The Sound of Silence

I share things share my thoughts, not to seek pity, because I know others have the same feelings.

As the years have passed, my house has gotten less noisy. My wife Cindy Morrison Beck died and our children have married and started their own lives. When my last child married, she couldn’t take Willow her cat. Willow and I were left to continue our lives together, sharing a large two-storied house. Most times Willow was less noisy than me, her meow almost non-existent unless I stepped on her tail. She made more noise when chasing a mouse; most times she would play with the mouse chasing it. I had to get out of bed and kill the mouse with a shoe, giving it a burial at sea by flushing it down the toilet.

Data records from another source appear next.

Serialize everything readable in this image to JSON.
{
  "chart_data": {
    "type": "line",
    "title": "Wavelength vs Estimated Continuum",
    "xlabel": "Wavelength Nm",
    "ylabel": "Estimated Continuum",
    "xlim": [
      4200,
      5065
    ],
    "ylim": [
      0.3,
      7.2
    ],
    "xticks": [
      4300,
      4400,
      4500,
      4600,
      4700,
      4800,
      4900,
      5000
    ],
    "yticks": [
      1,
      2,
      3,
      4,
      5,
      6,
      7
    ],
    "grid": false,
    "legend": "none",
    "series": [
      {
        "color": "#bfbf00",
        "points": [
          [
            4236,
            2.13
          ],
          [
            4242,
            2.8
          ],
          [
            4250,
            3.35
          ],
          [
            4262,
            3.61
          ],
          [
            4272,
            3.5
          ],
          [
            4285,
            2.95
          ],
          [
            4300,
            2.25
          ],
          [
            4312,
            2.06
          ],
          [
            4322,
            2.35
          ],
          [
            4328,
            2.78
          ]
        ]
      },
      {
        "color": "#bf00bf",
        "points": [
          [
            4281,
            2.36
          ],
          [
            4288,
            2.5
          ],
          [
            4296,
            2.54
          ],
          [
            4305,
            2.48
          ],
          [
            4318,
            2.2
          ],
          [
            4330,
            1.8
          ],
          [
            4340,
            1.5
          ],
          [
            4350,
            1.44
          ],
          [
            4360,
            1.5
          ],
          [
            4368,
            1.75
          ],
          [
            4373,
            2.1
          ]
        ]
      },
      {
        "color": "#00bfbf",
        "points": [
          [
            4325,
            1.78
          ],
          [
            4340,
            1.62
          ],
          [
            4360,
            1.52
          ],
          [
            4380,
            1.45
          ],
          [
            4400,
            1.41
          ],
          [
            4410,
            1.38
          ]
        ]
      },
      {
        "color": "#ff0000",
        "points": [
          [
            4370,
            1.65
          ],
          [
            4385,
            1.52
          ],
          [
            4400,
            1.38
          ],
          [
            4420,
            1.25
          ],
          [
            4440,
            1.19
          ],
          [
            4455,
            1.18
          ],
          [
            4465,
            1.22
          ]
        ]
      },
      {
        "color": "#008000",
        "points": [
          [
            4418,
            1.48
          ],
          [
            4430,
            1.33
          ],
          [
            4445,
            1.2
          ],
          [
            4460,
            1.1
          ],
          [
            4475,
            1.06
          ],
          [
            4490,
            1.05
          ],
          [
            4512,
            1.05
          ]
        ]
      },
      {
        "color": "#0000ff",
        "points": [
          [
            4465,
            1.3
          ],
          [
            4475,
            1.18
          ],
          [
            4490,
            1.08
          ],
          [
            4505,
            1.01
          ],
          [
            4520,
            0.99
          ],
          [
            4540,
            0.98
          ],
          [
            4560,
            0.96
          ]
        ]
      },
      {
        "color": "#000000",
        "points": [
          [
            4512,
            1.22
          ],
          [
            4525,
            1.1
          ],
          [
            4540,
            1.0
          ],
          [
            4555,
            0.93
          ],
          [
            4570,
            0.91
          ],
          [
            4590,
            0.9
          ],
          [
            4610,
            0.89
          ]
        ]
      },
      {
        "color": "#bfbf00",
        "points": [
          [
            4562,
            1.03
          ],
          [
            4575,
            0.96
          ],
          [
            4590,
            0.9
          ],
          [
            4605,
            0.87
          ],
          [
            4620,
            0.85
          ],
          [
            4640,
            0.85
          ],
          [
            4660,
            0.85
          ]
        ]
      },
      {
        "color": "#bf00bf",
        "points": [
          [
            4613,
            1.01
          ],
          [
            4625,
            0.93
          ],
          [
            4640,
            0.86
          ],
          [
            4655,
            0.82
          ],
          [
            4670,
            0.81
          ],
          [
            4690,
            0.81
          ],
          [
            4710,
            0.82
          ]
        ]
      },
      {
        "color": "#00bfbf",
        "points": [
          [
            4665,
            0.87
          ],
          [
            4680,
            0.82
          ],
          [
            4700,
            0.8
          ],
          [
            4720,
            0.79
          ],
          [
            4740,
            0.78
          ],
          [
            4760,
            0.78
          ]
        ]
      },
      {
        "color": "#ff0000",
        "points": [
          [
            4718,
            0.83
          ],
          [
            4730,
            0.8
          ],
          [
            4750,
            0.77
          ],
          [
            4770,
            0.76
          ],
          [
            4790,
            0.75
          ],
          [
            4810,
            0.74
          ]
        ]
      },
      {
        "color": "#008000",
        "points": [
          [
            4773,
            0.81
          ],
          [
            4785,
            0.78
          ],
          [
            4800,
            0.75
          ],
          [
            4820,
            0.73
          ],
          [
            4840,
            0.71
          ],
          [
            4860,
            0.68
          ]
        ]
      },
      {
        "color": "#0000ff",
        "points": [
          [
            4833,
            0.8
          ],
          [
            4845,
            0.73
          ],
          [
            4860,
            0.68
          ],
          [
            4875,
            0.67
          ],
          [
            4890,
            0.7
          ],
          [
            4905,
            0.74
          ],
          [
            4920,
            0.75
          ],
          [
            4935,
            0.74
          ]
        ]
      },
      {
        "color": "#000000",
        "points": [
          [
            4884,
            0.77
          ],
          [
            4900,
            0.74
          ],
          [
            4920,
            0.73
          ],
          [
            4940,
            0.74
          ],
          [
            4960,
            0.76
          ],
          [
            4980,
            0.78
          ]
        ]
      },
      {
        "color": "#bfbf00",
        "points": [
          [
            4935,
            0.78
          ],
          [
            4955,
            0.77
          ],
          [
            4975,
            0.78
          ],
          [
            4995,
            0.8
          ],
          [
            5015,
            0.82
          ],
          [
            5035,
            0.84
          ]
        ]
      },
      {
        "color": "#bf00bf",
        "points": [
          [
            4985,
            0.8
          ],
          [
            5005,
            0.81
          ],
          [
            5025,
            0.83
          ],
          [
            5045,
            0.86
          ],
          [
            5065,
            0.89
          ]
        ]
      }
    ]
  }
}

As the house grew quieter, I’d often turn on the television for company. The boob tube taught me tricks to survive in cold Alaska winters, how to make a delicious meal form an odd assortment of food, and how to renovate an old house if I had the tools and manpower. Ministers with Bible teaching and sermons also filled my quiet times.

Recently Willow passed away. She rapidly deteriorated, refusing to eat. I buried her lifeless body beneath the Willows at the back of my property. Her soft meows have now been stilled. My house seems even emptier. More and more I am tempted to leave the television’s remote in the off position, only my puttering breaks the stillness. There are times late in the evenings when vehicles no longer whizz past my front door and crickets no longer serenade me, their chirping songs become stilled. If I don’t have a fan running or if the humming of the refrigerator is stilled, the ensuing silence will fill my ears and I will hear silence. That may seem an odd thing to say, but my ears fill the void with a soft ringing sound. The universe hates a void and will do something to fill it. Right now, even with the low hum of the ceiling fan over my head, I can hear a faint ringing. It’s a barely heard sound. This quietness is often a spur for me to write or at times a detriment when it intrudes on what I’m trying to say.

There are times I long for the sound of my many cousins that filled my Grandparents Ray and Rebecca Miner’s house and times when my children lived at home with visiting friends. But alas, those times are no more and I’ve become accustomed to the quiet and only enjoying brief interludes into my solitude.